A bullet, fired by somebody in the back, hummed near my head and grazed either the palm or finger (I do not remember) of somebody. When the firing stopped, it turned out that the daughters, Alexandra Feodrovna and, it seems, Demidova and Alexei too, were alive. I think they had fallen from fear or maybe intentionally, and so they were alive. Then we proceeded to finish the shooting. (Previously I had suggested shooting at the heart to avoid a lot of blood). Alexei remained sitting petrified. I killed him. They shot the daughters but did not kill them. Then Yermakov resorted to a bayonet, but that did not work either. Finally they killed them by shooting them in the head. Only in the forest did I finally discover the reason why it had been so hard to kill the daughters and Alexandra Feodrovna.

These murders, including the murder of innocent children, happened on the site where the church now sits in their memory. The Romanovs were only the most prominent of many millions of Russian Orthodox Christians murdered by atheism in power, and the site of their execution is considered sacred by believers — so much so that a church was built upon it. It was this church, and this sacred history, this precious treasure saved, miraculously, from the all-consuming fire of Bolshevism, that young Sokolovsky traduced to make a point to his 300,000 YouTube followers.

I’m sure Sokolovsky’s case is about to make him a free speech martyr in the liberal West, which either does not know about the historical background to his defilement of that Church, or does not care. The West doesn’t know its history and is losing its religion, considering both a hindrance to the free exercise of individual will. Russia, having lived through the terror of militant state atheism, does. Good for Russia.

UPDATE: Let me put it like this: if some alt-right joker played Pokemon Go at the Auschwitz site just to get a rise out of people, how would you feel about Polish authorities jailing him?

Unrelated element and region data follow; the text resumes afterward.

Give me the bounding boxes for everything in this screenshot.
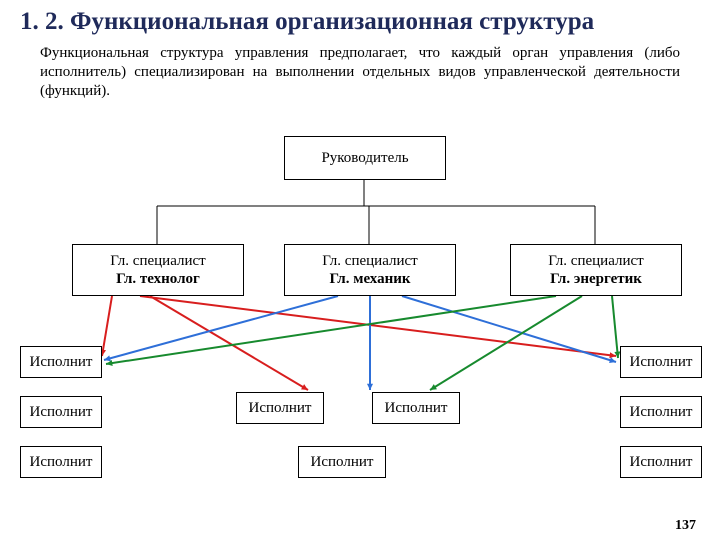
box-spec_a-line0: Гл. специалист bbox=[110, 252, 205, 270]
box-spec_b-line0: Гл. специалист bbox=[322, 252, 417, 270]
box-ex_a1: Исполнит bbox=[20, 346, 102, 378]
page-title: 1. 2. Функциональная организационная стр… bbox=[20, 8, 594, 36]
intro-paragraph: Функциональная структура управления пред… bbox=[40, 44, 680, 100]
box-spec_a: Гл. специалистГл. технолог bbox=[72, 244, 244, 296]
box-ex_b2: Исполнит bbox=[372, 392, 460, 424]
box-ex_a2-line0: Исполнит bbox=[30, 403, 93, 421]
box-ex_b3: Исполнит bbox=[298, 446, 386, 478]
page-number: 137 bbox=[675, 518, 696, 534]
box-ex_a3: Исполнит bbox=[20, 446, 102, 478]
box-ex_a1-line0: Исполнит bbox=[30, 353, 93, 371]
box-spec_c: Гл. специалистГл. энергетик bbox=[510, 244, 682, 296]
box-spec_b: Гл. специалистГл. механик bbox=[284, 244, 456, 296]
box-spec_b-line1: Гл. механик bbox=[329, 270, 410, 288]
box-spec_c-line1: Гл. энергетик bbox=[550, 270, 642, 288]
box-ex_c2: Исполнит bbox=[620, 396, 702, 428]
box-ex_b1: Исполнит bbox=[236, 392, 324, 424]
box-ex_c1: Исполнит bbox=[620, 346, 702, 378]
box-ex_a3-line0: Исполнит bbox=[30, 453, 93, 471]
box-spec_a-line1: Гл. технолог bbox=[116, 270, 200, 288]
box-ex_b1-line0: Исполнит bbox=[249, 399, 312, 417]
box-leader-line0: Руководитель bbox=[321, 149, 408, 167]
box-spec_c-line0: Гл. специалист bbox=[548, 252, 643, 270]
box-ex_b3-line0: Исполнит bbox=[311, 453, 374, 471]
box-ex_a2: Исполнит bbox=[20, 396, 102, 428]
box-leader: Руководитель bbox=[284, 136, 446, 180]
box-ex_c1-line0: Исполнит bbox=[630, 353, 693, 371]
box-ex_c3-line0: Исполнит bbox=[630, 453, 693, 471]
box-ex_c2-line0: Исполнит bbox=[630, 403, 693, 421]
box-ex_c3: Исполнит bbox=[620, 446, 702, 478]
box-ex_b2-line0: Исполнит bbox=[385, 399, 448, 417]
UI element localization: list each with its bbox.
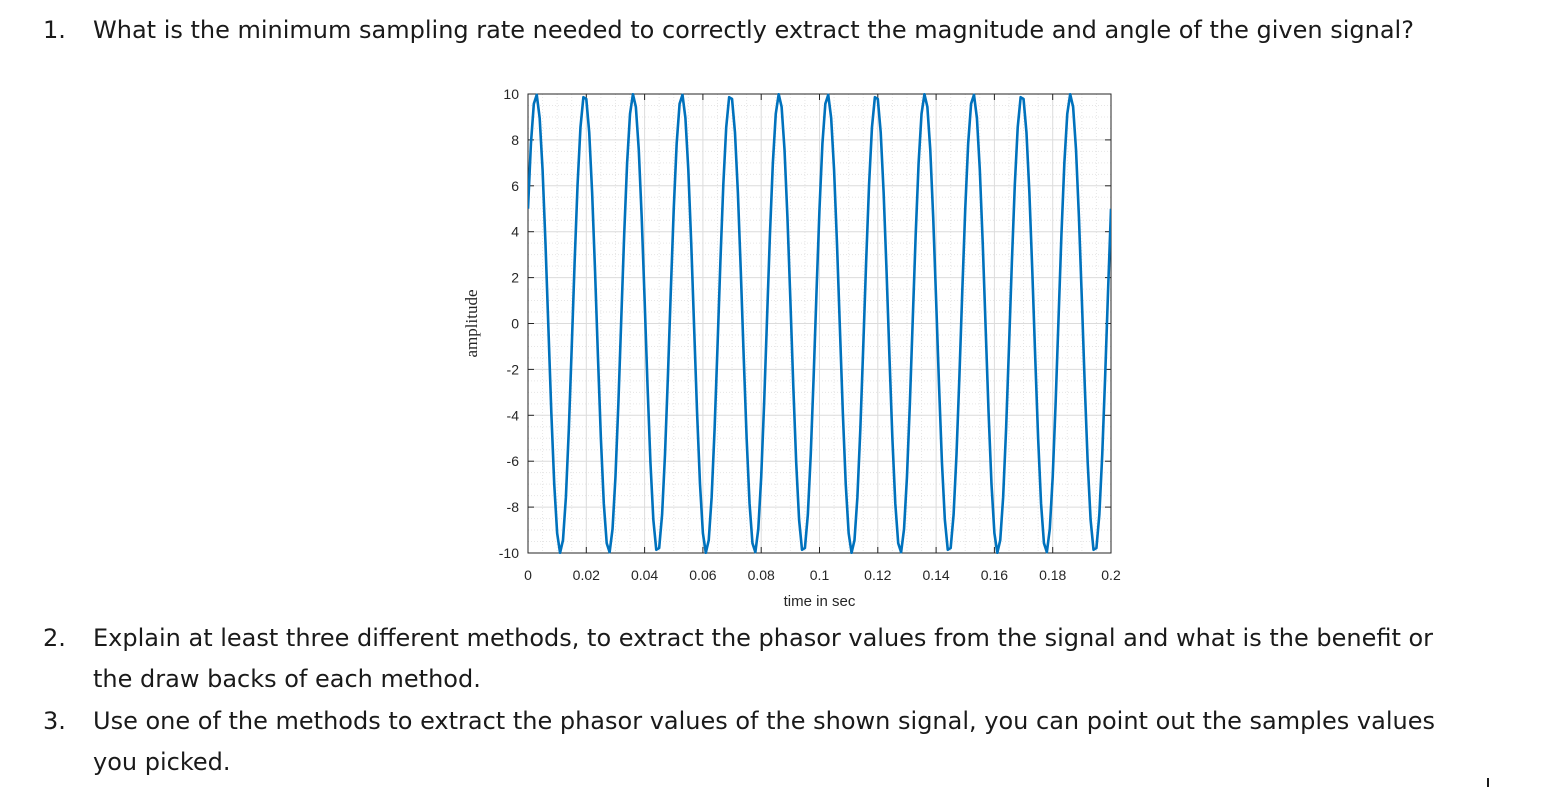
x-tick-label: 0.14 [922,567,949,583]
question-1: 1. What is the minimum sampling rate nee… [43,10,1523,51]
y-tick-label: 6 [511,178,519,194]
y-tick-label: 8 [511,132,519,148]
text-cursor [1487,778,1489,787]
signal-series-line [528,93,1111,554]
question-3: 3. Use one of the methods to extract the… [43,701,1523,783]
y-axis-label: amplitude [462,290,481,358]
y-tick-label: 2 [511,270,519,286]
x-axis-label: time in sec [784,593,856,610]
x-tick-label: 0.08 [748,567,775,583]
y-tick-label: 0 [511,316,519,332]
y-tick-label: -4 [507,407,520,423]
y-tick-label: -8 [507,499,520,515]
question-number: 2. [43,624,66,652]
x-tick-label: 0.06 [689,567,716,583]
question-text-line: Use one of the methods to extract the ph… [93,707,1435,735]
question-text-line: the draw backs of each method. [93,665,481,693]
question-text-line: What is the minimum sampling rate needed… [93,16,1414,44]
x-tick-label: 0.2 [1101,567,1121,583]
x-tick-label: 0.1 [810,567,830,583]
y-tick-label: 10 [503,86,519,102]
x-tick-label: 0.04 [631,567,658,583]
x-tick-label: 0.02 [573,567,600,583]
x-tick-label: 0.12 [864,567,891,583]
question-text-line: you picked. [93,748,231,776]
y-tick-label: 4 [511,224,519,240]
y-tick-label: -6 [507,453,520,469]
signal-chart: 0 0.02 0.04 0.06 0.08 0.1 0.12 0.14 0.16 0.18 0.2 -… [462,86,1121,610]
y-tick-label: -10 [499,545,519,561]
x-tick-label: 0.16 [981,567,1008,583]
x-tick-label: 0 [524,567,532,583]
y-tick-label: -2 [507,361,520,377]
x-tick-label: 0.18 [1039,567,1066,583]
question-number: 3. [43,707,66,735]
question-number: 1. [43,16,66,44]
question-text-line: Explain at least three different methods… [93,624,1434,652]
signal-figure: 0 0.02 0.04 0.06 0.08 0.1 0.12 0.14 0.16 0.18 0.2 -… [440,80,1140,620]
question-2: 2. Explain at least three different meth… [43,618,1523,700]
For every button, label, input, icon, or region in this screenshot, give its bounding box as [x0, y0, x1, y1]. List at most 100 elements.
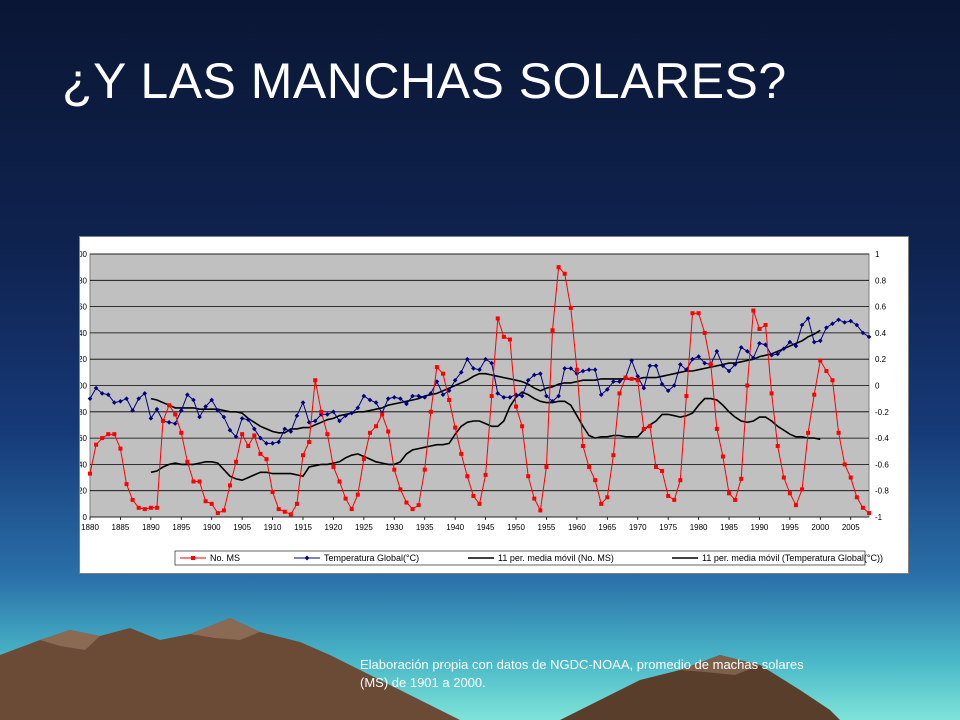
sunspot-point — [404, 500, 409, 505]
legend-label: No. MS — [210, 553, 240, 563]
x-tick-label: 1965 — [598, 523, 616, 532]
sunspot-point — [234, 459, 239, 464]
x-tick-label: 1925 — [355, 523, 373, 532]
sunspot-point — [465, 474, 470, 479]
temperature-point — [87, 396, 93, 401]
temperature-point — [665, 388, 671, 394]
sunspot-point — [477, 501, 482, 506]
sunspot-point — [179, 430, 184, 435]
sunspot-point — [532, 496, 537, 501]
temperature-point — [586, 367, 592, 373]
x-tick-label: 1900 — [203, 523, 221, 532]
temperature-point — [99, 391, 105, 396]
sunspot-point — [830, 378, 835, 383]
temperature-point — [471, 366, 476, 371]
y-right-tick-label: -0.4 — [875, 434, 889, 443]
temperature-point — [799, 322, 805, 328]
temperature-point — [617, 379, 622, 384]
sunspot-point — [733, 497, 738, 502]
sunspot-point — [428, 409, 433, 414]
sunspot-point — [763, 323, 768, 328]
temperature-point — [227, 427, 233, 433]
temperature-point — [191, 397, 196, 403]
sunspot-point — [544, 465, 549, 470]
temperature-point — [398, 396, 403, 401]
sunspot-point — [702, 330, 707, 335]
sunspot-point — [270, 490, 275, 495]
legend-marker-diamond — [304, 555, 310, 561]
sunspot-point — [124, 482, 129, 487]
sunspot-point — [793, 503, 798, 508]
temperature-point — [605, 387, 610, 392]
temperature-point — [288, 429, 294, 434]
sunspot-point — [562, 271, 567, 276]
x-tick-label: 1940 — [446, 523, 464, 532]
sunspot-point — [635, 378, 640, 383]
sunspot-point — [599, 501, 604, 506]
sunspot-point — [398, 487, 403, 492]
x-tick-label: 2005 — [842, 523, 860, 532]
temperature-point — [848, 318, 854, 324]
x-tick-label: 1905 — [233, 523, 251, 532]
sunspot-point — [739, 476, 744, 481]
sunspot-point — [842, 462, 847, 467]
temperature-point — [544, 393, 549, 399]
y-right-tick-label: -0.6 — [875, 460, 889, 469]
temperature-point — [154, 406, 160, 412]
sunspot-point — [374, 424, 379, 429]
temperature-point — [860, 330, 866, 336]
sunspot-point — [666, 493, 671, 498]
temperature-point — [270, 441, 275, 446]
x-tick-label: 1995 — [781, 523, 799, 532]
temperature-point — [757, 341, 762, 346]
temperature-point — [385, 396, 391, 401]
sunspot-point — [860, 505, 865, 510]
sunspot-point — [343, 496, 348, 501]
temperature-point — [738, 345, 744, 350]
caption-line-1: Elaboración propia con datos de NGDC-NOA… — [360, 657, 804, 672]
y-right-tick-label: 1 — [875, 250, 880, 259]
sunspot-point — [605, 495, 610, 500]
sunspot-point — [258, 451, 263, 456]
temperature-point — [611, 379, 616, 384]
temperature-point — [245, 417, 251, 422]
temperature-point — [519, 393, 525, 399]
temperature-point — [118, 398, 123, 404]
temperature-point — [836, 317, 841, 323]
temperature-point — [367, 397, 373, 403]
sunspot-point — [690, 311, 695, 316]
sunspot-point — [307, 440, 312, 445]
sunspot-point — [264, 457, 269, 462]
sunspot-point — [185, 459, 190, 464]
y-left-tick-label: 140 — [80, 329, 88, 338]
x-tick-label: 1950 — [507, 523, 525, 532]
temperature-point — [264, 441, 269, 446]
sunspot-point — [696, 311, 701, 316]
sunspot-point — [453, 425, 458, 430]
temperature-point — [258, 435, 263, 441]
sunspot-point — [824, 369, 829, 374]
sunspot-point — [769, 391, 774, 396]
sunspot-point — [459, 451, 464, 456]
temperature-point — [422, 395, 428, 400]
chart-container: 0 20 40 60 80 100 120 140 160 180 200 -1 -0.8 -0.6 -0.… — [79, 236, 909, 574]
temperature-point — [556, 393, 561, 399]
sunspot-point — [197, 479, 202, 484]
sunspot-point — [781, 475, 786, 480]
sunspot-point — [94, 442, 99, 447]
sunspot-point — [301, 453, 306, 458]
sunspot-point — [331, 465, 336, 470]
sunspot-point — [294, 501, 299, 506]
sunspot-point — [112, 432, 117, 437]
sunspot-point — [727, 491, 732, 496]
temperature-point — [185, 392, 190, 398]
temperature-point — [306, 420, 312, 425]
sunspot-point — [288, 512, 293, 517]
temperature-point — [726, 368, 732, 374]
sunspot-point — [812, 392, 817, 397]
temperature-point — [276, 439, 281, 445]
legend-marker-square — [191, 556, 195, 560]
temperature-point — [702, 360, 707, 366]
temperature-point — [580, 368, 586, 374]
temperature-point — [550, 398, 555, 404]
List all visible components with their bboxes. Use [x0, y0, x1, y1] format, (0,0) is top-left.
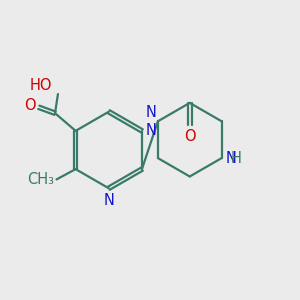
Text: O: O — [24, 98, 36, 113]
Text: N: N — [146, 105, 156, 120]
Text: H: H — [231, 151, 242, 166]
Text: HO: HO — [30, 78, 52, 93]
Text: CH₃: CH₃ — [27, 172, 54, 187]
Text: N: N — [103, 193, 114, 208]
Text: N: N — [146, 123, 156, 138]
Text: O: O — [184, 128, 196, 143]
Text: N: N — [225, 151, 236, 166]
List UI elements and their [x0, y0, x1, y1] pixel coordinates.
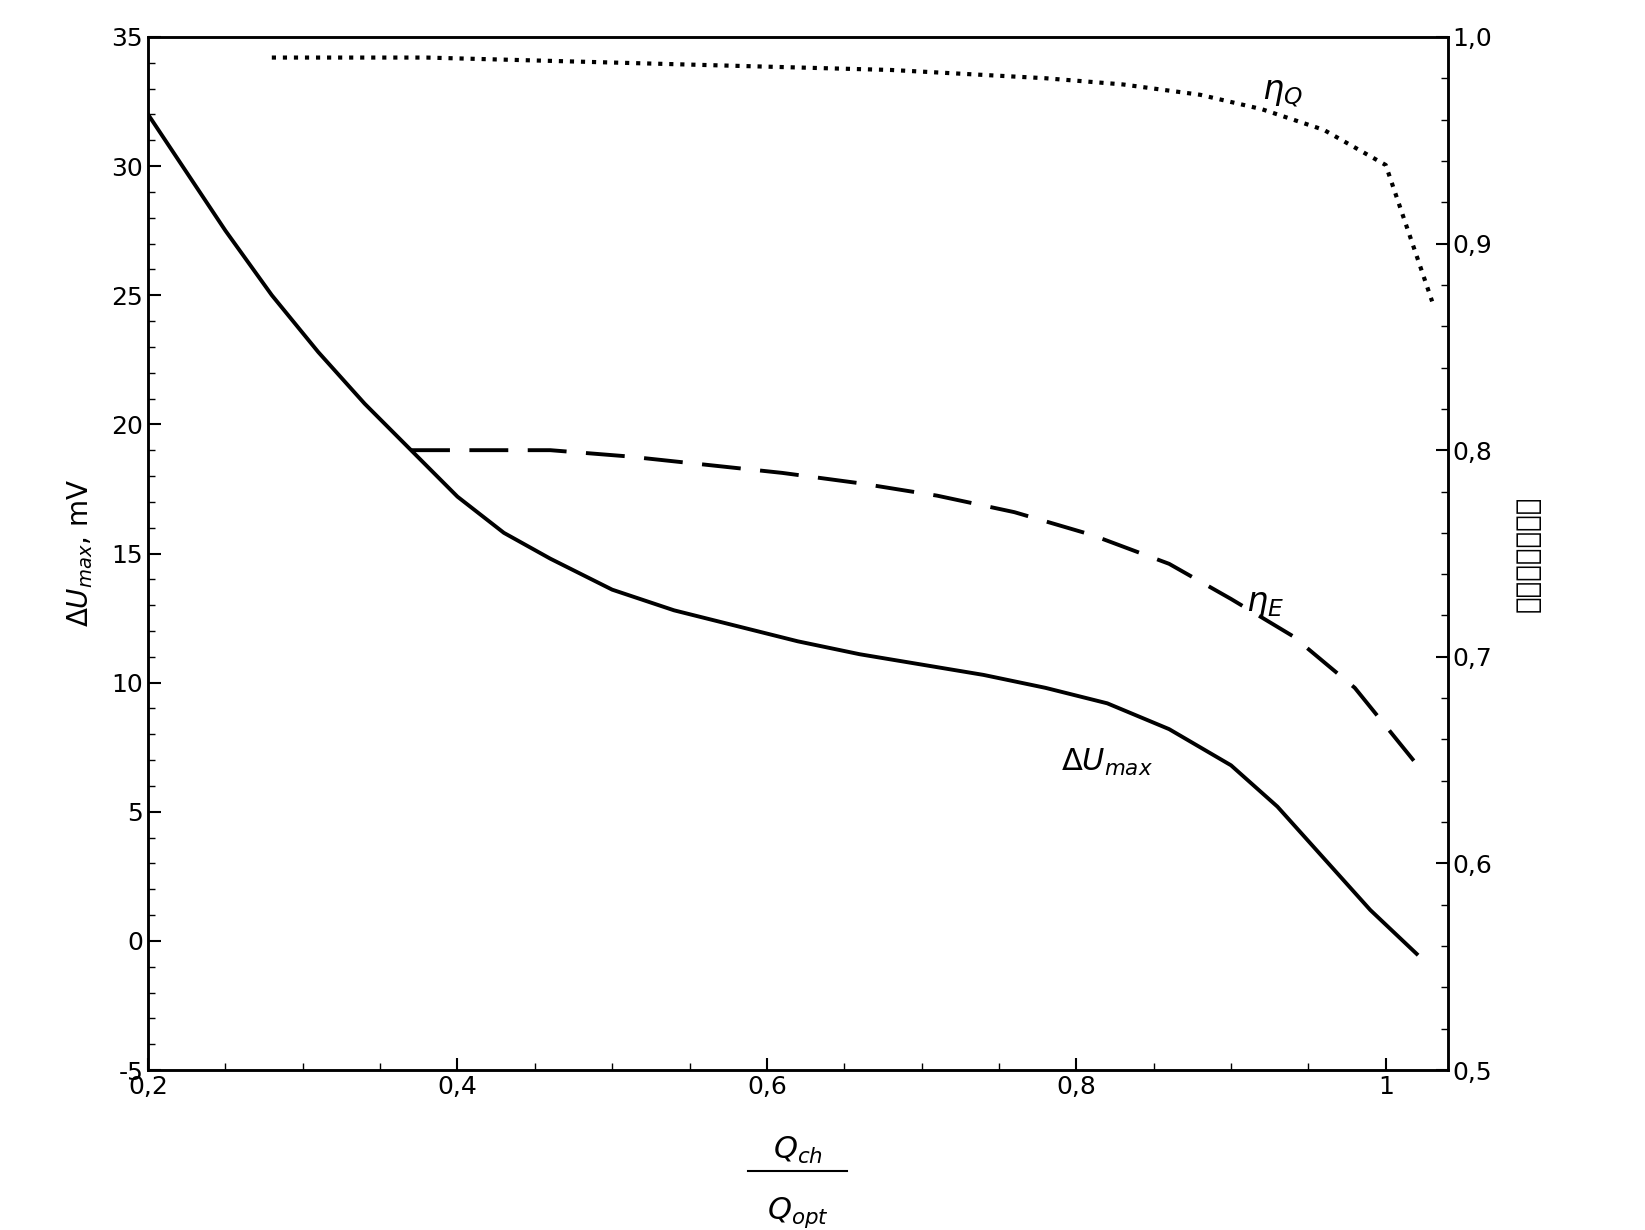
Text: $\eta_E$: $\eta_E$: [1247, 587, 1285, 620]
Y-axis label: 容量及能量效率: 容量及能量效率: [1513, 496, 1541, 611]
Y-axis label: $\Delta U_{max}$, mV: $\Delta U_{max}$, mV: [64, 480, 95, 627]
Text: $\eta_Q$: $\eta_Q$: [1262, 76, 1303, 109]
Text: $Q_{ch}$: $Q_{ch}$: [773, 1135, 822, 1166]
Text: $Q_{opt}$: $Q_{opt}$: [767, 1196, 829, 1230]
Text: $\Delta U_{max}$: $\Delta U_{max}$: [1061, 748, 1153, 779]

UPDATE.2: Since so many of you asked, I would not give this guy five years. I would not give him five weeks. I would give him five days, max. What I’m praising Russia for is defending its sacred spaces. It would be fine with me if the local priest or bishop asked the state to waive the charges, and they did so. It’s the principle. Note well that he did what he did knowing full well that he was breaking the law.